Download or read book Extremely Loud Incredibly Close written by Jonathan Safran Foer and published by Houghton Mifflin Harcourt. This book was released on 2005 with total page 372 pages. Available in PDF, EPUB and Kindle. Book excerpt: Jonathan Safran Foer emerged as one of the most original writers of his generation with his best-selling debut novel, Everything Is Illuminated. Now, with humor, tenderness, and awe, he confronts the traumas of our recent history. What he discovers is solace in that most human quality, imagination. Meet Oskar Schell, an inventor, Francophile, tambourine player, Shakespearean actor, jeweler, pacifist, correspondent with Stephen Hawking and Ringo Starr. He is nine years old. And he is on an urgent, secret search through the five boroughs of New York. His mission is to find the lock that fits a mysterious key belonging to his father, who died in the World Trade Center on 9/11. An inspired innocent, Oskar is alternately endearing, exasperating, and hilarious as he careens from Central Park to Coney Island to Harlem on his search. Along the way he is always dreaming up inventions to keep those he loves safe from harm. What about a birdseed shirt to let you fly away? What if you could actually hear everyone's heartbeat?
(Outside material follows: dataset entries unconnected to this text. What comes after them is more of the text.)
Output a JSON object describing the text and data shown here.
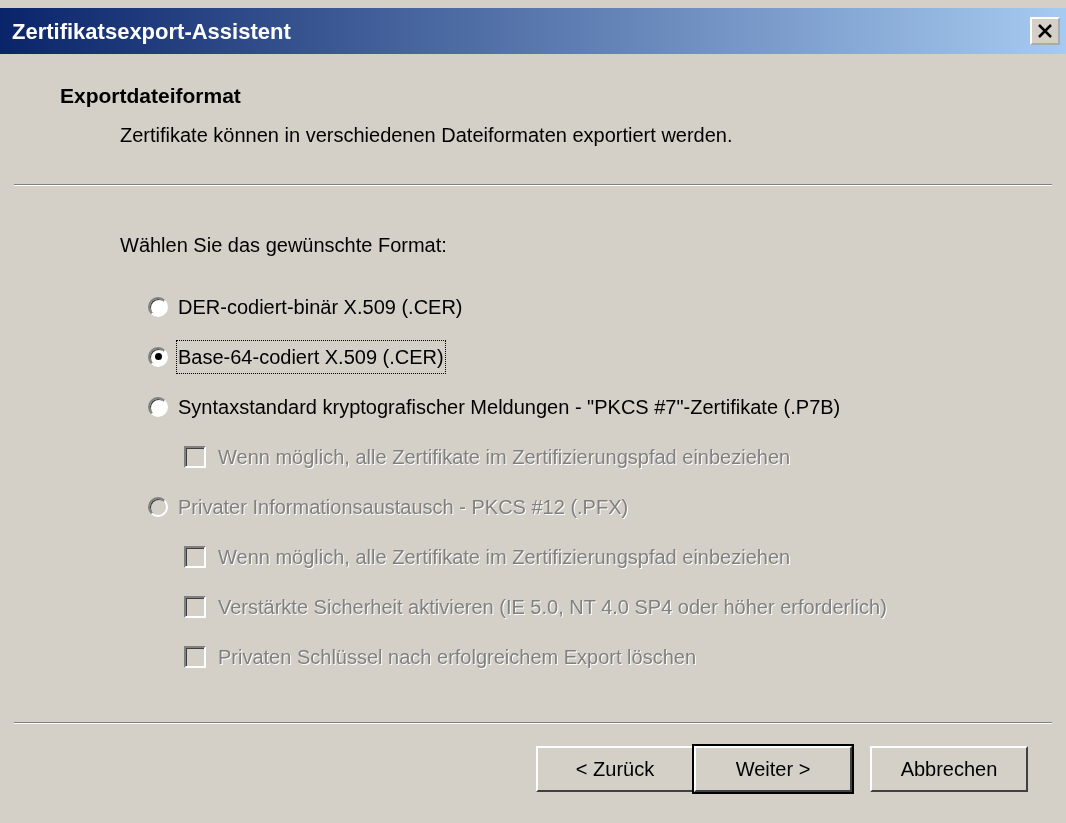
{
  "window": {
    "title": "Zertifikatsexport-Assistent"
  },
  "header": {
    "title": "Exportdateiformat",
    "subtitle": "Zertifikate können in verschiedenen Dateiformaten exportiert werden."
  },
  "prompt": "Wählen Sie das gewünschte Format:",
  "options": [
    {
      "label": "DER-codiert-binär X.509 (.CER)",
      "selected": false,
      "disabled": false
    },
    {
      "label": "Base-64-codiert X.509 (.CER)",
      "selected": true,
      "disabled": false
    },
    {
      "label": "Syntaxstandard kryptografischer Meldungen - \"PKCS #7\"-Zertifikate (.P7B)",
      "selected": false,
      "disabled": false,
      "children": [
        {
          "label": "Wenn möglich, alle Zertifikate im Zertifizierungspfad einbeziehen",
          "checked": false,
          "disabled": true
        }
      ]
    },
    {
      "label": "Privater Informationsaustausch - PKCS #12 (.PFX)",
      "selected": false,
      "disabled": true,
      "children": [
        {
          "label": "Wenn möglich, alle Zertifikate im Zertifizierungspfad einbeziehen",
          "checked": false,
          "disabled": true
        },
        {
          "label": "Verstärkte Sicherheit aktivieren (IE 5.0, NT 4.0 SP4 oder höher erforderlich)",
          "checked": false,
          "disabled": true
        },
        {
          "label": "Privaten Schlüssel nach erfolgreichem Export löschen",
          "checked": false,
          "disabled": true
        }
      ]
    }
  ],
  "buttons": [
    {
      "label": "< Zurück",
      "default": false
    },
    {
      "label": "Weiter >",
      "default": true
    },
    {
      "label": "Abbrechen",
      "default": false
    }
  ]
}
His goal is hopeful, but the past speaks a loud warning in stories of those who've lost loved ones before. As Oskar roams New York, he encounters a motley assortment of humanity who are all survivors in their own way. He befriends a 103-year-old war reporter, a tour guide who never leaves the Empire State Building, and lovers enraptured or scorned. Ultimately, Oskar ends his journey where it began, at his father's grave. But now he is accompanied by the silent stranger who has been renting the spare room of his grandmother's apartment. They are there to dig up his father's empty coffin.